Now, let's derive the expressions for Bias and Variance:

### Bias:
Bias can be defined as the expected difference between our model's predictions and the true function $f(X)$:

$$
\begin{align*}
\text{Bias} &= \mathbb{E}[(\hat{f}(X) - f(X))^2] \\
&= \mathbb{E}[\hat{f}(X)^2] - 2\mathbb{E}[\hat{f}(X)f(X)] + \mathbb{E}[f(X)^2]
\end{align*}
$$

In Random Forest, each tree provides an estimate $\hat{f}_i(X)$. Assuming the trees are uncorrelated, the expected value of their squared predictions is:

$$
\mathbb{E}[\hat{f}(X)^2] = \frac{1}{N}\sum_{i=1}^{N} \mathbb{E}[\hat{f}_i(X)^2]
$$

Where $N$ is the number of trees. Now, let's calculate the second term:

$$
\begin{align*}
\mathbb{E}[\hat{f}(X)f(X)] &= \frac{1}{N}\sum_{i=1}^{N} \mathbb{E}[\hat{f}_i(X)f(X)] \\
&= \frac{1}{N}\sum_{i=1}^{N} \mathbb{E}[\hat{f}_i(X)]\mathbb{E}[f(X)]
\end{align*}
$$

Since Random Forest averages the predictions of its trees, $\mathbb{E}[\hat{f}_i(X)] = \mathbb{E}[f(X)]$ for each tree.
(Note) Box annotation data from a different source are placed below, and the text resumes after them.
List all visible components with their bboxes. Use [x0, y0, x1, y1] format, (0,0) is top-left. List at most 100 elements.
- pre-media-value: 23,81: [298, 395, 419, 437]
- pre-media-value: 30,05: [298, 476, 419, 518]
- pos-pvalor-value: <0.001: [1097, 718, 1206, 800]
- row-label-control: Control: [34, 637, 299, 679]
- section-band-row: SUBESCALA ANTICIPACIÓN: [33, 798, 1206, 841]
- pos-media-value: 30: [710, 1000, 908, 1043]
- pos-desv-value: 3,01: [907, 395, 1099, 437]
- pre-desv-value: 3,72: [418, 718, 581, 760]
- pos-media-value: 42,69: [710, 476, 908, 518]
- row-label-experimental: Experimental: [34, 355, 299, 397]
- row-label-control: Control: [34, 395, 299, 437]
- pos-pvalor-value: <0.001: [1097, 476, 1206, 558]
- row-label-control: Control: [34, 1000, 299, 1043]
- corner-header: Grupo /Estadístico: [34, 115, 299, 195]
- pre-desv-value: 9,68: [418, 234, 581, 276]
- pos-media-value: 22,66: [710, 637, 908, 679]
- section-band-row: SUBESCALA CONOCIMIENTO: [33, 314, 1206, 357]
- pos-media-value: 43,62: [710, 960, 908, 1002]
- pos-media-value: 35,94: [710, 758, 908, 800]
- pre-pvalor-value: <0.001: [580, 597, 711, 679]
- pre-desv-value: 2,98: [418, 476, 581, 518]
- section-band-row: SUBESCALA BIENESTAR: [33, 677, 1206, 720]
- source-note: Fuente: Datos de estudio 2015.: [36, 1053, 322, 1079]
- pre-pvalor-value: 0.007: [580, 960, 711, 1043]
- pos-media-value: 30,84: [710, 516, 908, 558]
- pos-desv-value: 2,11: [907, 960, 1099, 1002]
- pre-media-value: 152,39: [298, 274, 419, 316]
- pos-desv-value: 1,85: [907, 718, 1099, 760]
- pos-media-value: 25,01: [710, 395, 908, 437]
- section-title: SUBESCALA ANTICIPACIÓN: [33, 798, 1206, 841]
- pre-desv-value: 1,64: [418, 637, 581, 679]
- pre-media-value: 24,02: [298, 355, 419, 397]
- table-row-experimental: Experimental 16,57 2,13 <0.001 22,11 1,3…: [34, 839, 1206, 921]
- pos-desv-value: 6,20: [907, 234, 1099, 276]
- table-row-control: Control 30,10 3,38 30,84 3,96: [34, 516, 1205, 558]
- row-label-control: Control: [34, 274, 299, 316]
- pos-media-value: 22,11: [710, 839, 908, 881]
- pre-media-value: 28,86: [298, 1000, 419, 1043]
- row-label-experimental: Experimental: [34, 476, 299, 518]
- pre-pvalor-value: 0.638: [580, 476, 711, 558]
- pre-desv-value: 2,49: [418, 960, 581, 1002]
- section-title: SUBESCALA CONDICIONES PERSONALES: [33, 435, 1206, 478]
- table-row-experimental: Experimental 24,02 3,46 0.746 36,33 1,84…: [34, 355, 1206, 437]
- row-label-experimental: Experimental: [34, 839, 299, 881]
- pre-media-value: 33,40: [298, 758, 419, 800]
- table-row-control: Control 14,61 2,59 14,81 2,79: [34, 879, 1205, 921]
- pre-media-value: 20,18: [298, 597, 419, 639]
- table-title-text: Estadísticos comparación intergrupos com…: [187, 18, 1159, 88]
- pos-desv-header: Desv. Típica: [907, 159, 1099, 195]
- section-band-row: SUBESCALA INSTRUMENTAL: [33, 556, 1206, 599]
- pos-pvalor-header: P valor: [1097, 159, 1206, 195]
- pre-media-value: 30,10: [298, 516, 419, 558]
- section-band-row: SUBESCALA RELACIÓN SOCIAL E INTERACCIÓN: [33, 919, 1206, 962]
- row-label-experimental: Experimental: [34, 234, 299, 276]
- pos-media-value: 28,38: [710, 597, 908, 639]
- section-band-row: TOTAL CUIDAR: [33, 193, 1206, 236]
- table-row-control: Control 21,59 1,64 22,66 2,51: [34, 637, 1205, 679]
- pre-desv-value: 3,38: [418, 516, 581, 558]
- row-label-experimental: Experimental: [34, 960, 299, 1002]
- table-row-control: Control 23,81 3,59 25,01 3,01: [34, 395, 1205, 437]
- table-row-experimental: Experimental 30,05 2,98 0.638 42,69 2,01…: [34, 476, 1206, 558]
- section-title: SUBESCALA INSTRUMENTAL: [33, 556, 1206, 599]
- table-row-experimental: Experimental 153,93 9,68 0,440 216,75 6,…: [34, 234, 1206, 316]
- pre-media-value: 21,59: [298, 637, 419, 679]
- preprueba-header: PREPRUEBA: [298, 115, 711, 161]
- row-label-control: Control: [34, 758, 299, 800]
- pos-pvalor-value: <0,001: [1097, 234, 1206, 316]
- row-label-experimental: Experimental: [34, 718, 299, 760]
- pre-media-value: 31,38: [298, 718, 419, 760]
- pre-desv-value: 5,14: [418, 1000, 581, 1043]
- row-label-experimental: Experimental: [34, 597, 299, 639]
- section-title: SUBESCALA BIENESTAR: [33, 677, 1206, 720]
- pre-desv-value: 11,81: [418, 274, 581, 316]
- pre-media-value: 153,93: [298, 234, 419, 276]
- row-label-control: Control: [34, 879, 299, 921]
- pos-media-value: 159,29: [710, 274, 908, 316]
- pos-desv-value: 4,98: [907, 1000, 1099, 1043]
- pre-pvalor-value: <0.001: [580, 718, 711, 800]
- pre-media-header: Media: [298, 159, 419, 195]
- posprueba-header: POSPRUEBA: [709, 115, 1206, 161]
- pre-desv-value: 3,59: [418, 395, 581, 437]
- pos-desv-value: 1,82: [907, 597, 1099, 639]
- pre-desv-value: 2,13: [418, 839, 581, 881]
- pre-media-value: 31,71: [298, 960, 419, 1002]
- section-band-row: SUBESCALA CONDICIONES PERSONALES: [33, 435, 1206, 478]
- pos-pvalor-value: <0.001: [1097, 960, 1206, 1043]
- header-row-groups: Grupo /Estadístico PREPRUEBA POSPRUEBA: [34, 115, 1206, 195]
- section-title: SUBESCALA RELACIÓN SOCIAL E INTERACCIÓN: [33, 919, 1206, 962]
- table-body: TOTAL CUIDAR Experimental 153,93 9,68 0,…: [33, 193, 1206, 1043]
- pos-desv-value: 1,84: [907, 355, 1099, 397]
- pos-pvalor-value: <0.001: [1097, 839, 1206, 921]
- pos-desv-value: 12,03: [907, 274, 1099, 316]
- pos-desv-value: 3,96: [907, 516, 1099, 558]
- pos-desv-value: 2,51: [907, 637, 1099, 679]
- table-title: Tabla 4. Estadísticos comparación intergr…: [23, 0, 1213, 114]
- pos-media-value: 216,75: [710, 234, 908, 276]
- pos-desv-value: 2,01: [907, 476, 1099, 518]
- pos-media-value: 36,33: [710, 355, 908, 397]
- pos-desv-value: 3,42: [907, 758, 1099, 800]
Finally, the Bias term simplifies to:

$$
\text{Bias} = \frac{1}{N}\sum_{i=1}^{N} \mathbb{E}[\hat{f}_i(X)^2] - \mathbb{E}[f(X)^2]
$$

### Variance:
Variance measures how much the predictions of our model vary across different training datasets. For Random Forest, this can be expressed as:

$$
\text{Variance} = \frac{1}{N}\sum_{i=1}^{N} \text{Var}(\hat{f}_i(X))
$$

Where $\text{Var}(\hat{f}_i(X))$ is the variance of the predictions of the $i$-th tree.

In summary, the bias-variance decomposition helps us understand the trade-off between model complexity (which affects variance) and model simplicity (which affects bias). Random Forest mitigates overfitting by aggregating the predictions of multiple trees, effectively reducing variance while maintaining low bias.

Understanding this decomposition is essential for model selection and tuning to achieve optimal predictive performance.